Eğer "hasım"ların iç ilişkileri, örtük ve gizli bağlantıları konusundaki her türlü rivayet ve spekülasyon bir yana bırakılacak olursa, "bir taraf" AKP hükümetini "ılımlı" bir çizgide tutabilmek için bir "hamle" yapmış, AKP hükümetini "daha ileriye giderseniz daha fazlasını yaparız" tehdidiyle yüzyüze getirmiştir. "Saf demokratlar", "halkın oyuyla" ya da "halkın iradesiyle" AKP hükümetinin %47 oyla iktidar oluşunu "meşru" kabul ederek, bu "meşru" AKP hükümetinin kendi programını icra etmesinde "özgür" olması gerektiğini iddia ederlerken ve bu yönde "üçüncü taraf" olarak kamuoyu oluşturmaya çalışırken, "bir taraf" da, AKP’nin "programı"nın "laik düzeni kaldırmak" olduğunu düşünerek, onun "özgür"lüğünü belli ölçüde sınırlandırmaya çalıştığı söylenebilir.

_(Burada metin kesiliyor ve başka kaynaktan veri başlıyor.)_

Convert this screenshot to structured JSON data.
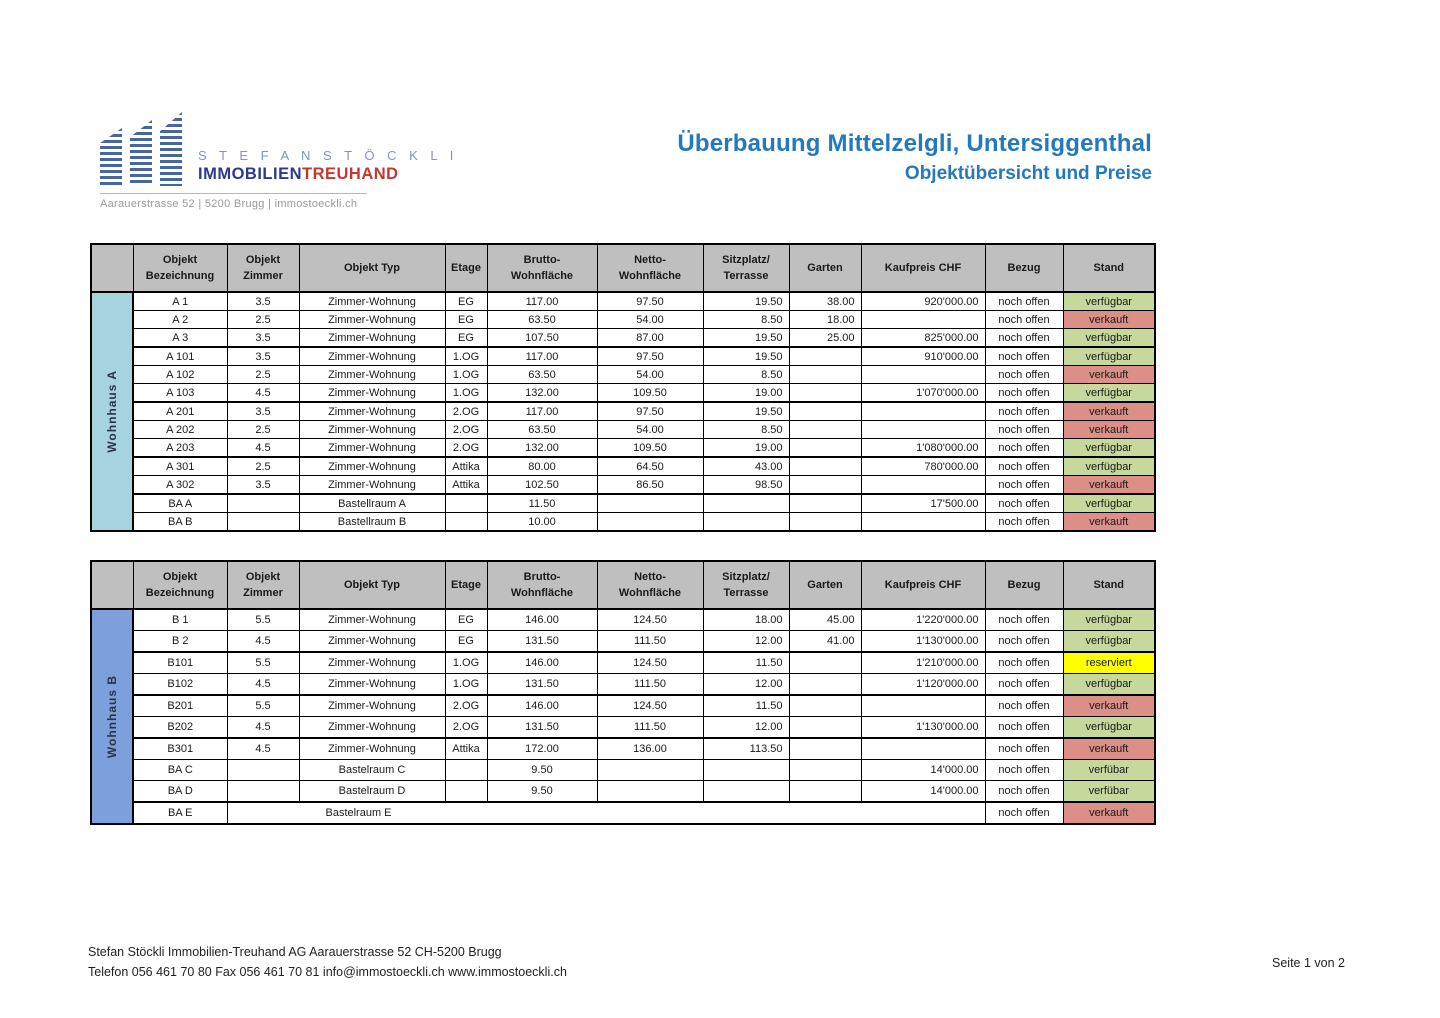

Böylesi bir "özgürlük" sınırlaması tartışması içinde AKP’nin, kendine yönelik "daha kötü olur ha" tehdidini elindeki polis teşkilatını, yani devletin resmi zor güçlerinin bir bölümünü kullanarak "öyle ise, siz de kötü olursunuz" tehdidine dönüştürdüğü de açıktır.
Bizi burada ilgilendiren, tarafların kimler olduğu ve tarafların iç ve dış ilişkilerinin nerelere kadar uzandığından daha çok, bu tarafların birbirlerine karşı yürüttükleri örtülü savaş ve bu savaşta kullanılan araçlar ve yöntemlerdir.

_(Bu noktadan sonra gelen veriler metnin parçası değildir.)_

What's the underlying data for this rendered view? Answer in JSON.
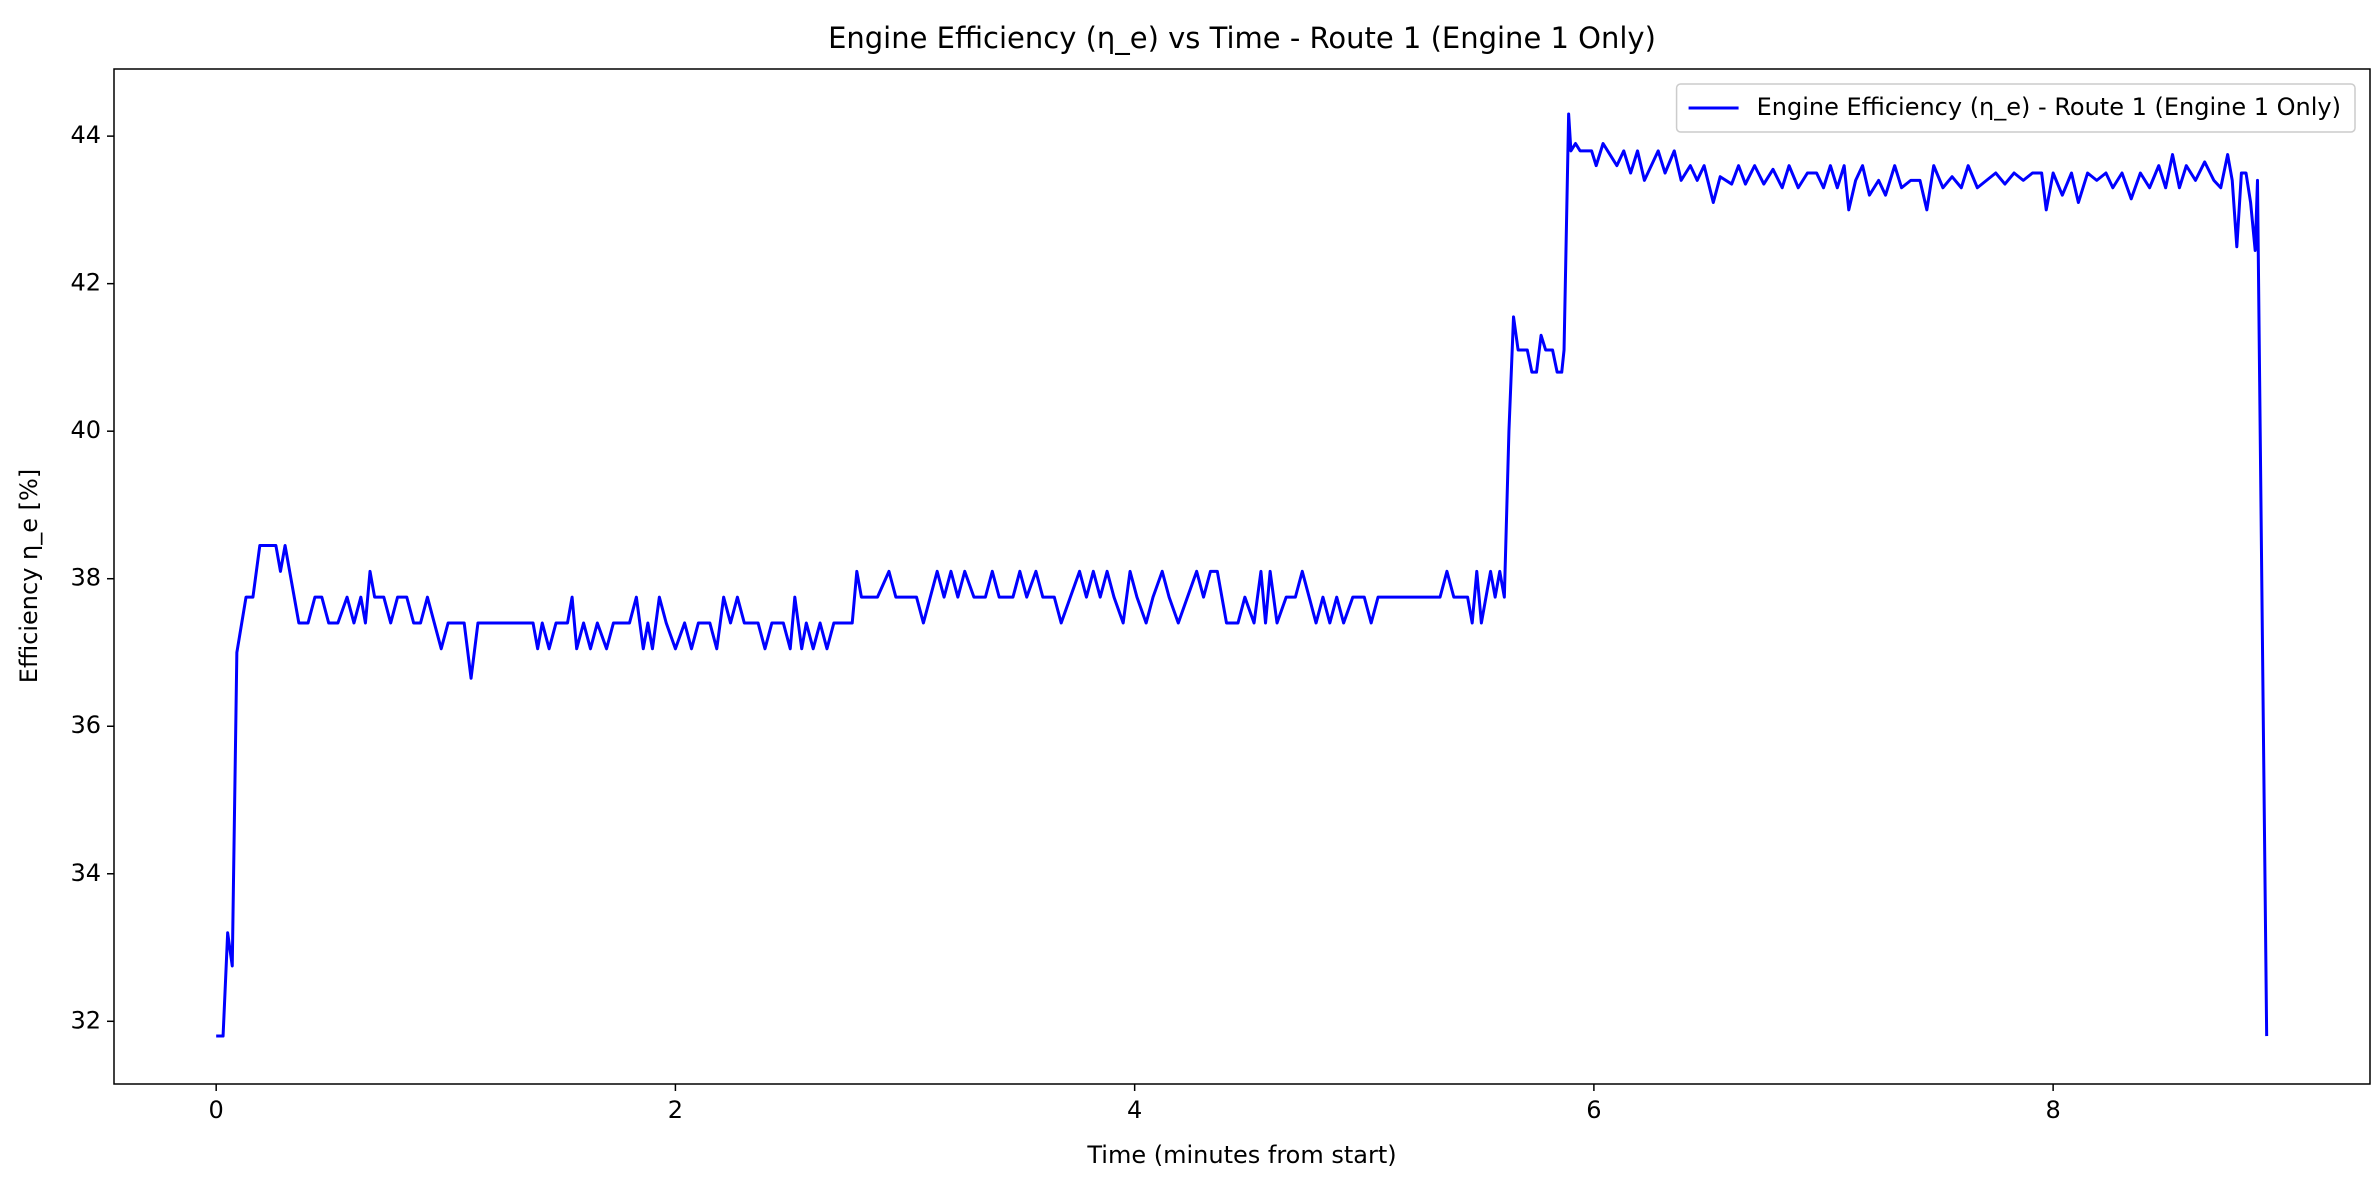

Bugün için, "bir taraf" "Ergenekon çetesi" olarak ortaya çıkarken, diğer taraf açık ve alenen AKP olmaktadır. İlk başlangıçta her iki "taraf" benzer araçları, yani "medya"yı kullanırken, giderek "hasımlık" sertleşmeye başlamış, fiili eylemler sözel faaliyetlerin önüne geçmiştir. Bu da "taraf"ların kullandıkları araçlar arasında eşitsizliğe yol açmıştır. AKP, bugün açık ve alenen devletin resmi zor güçlerinden polis teşkilatını "hasım" tarafı sindirmek, etkisizleştirmek amacıyla devreye sokmuştur. "Ergenekon çetesi" olarak adlandırılan diğer "taraf" ise, bu eşitsiz ve dengesiz güç kullanımıyla yüzyüze gelmişse de, "arka planda" devletin diğer ve temel resmi zor gücü olan ordunun "var" olduğu kanısıyla "en tehlikeli hasım" gibi gösterilmiştir. "Ergenekon iddianamesi"nde de görüldüğü gibi, bu "en tehlikeli hasım", tümüyle senaryolara dayalı, içi boş bir "hasım" durumundadır.
Bugün örtülü savaş, karşılıklı hamleler görünümü altında, eşitsiz ve dengesiz güç kullanımlarıyla ve güçlerin zımni varlığıyla sürdürülmektedir. Amaç, tarafların her birisinin diğerini kendi iradesine boyun eğmeye zorlamasıdır. Bu, açık bir savaş olmadığı için de, sonucu zımni anlaşmayla sonuçlanacaktır. Yine de örtülü savaşın araçları, şiddeti ve kapsamı, sonucun ne kadar zımni olup olmayacağını, fiili bir tasfiye ile sonuçlanıp sonuçlanmayacağını belirleyecektir.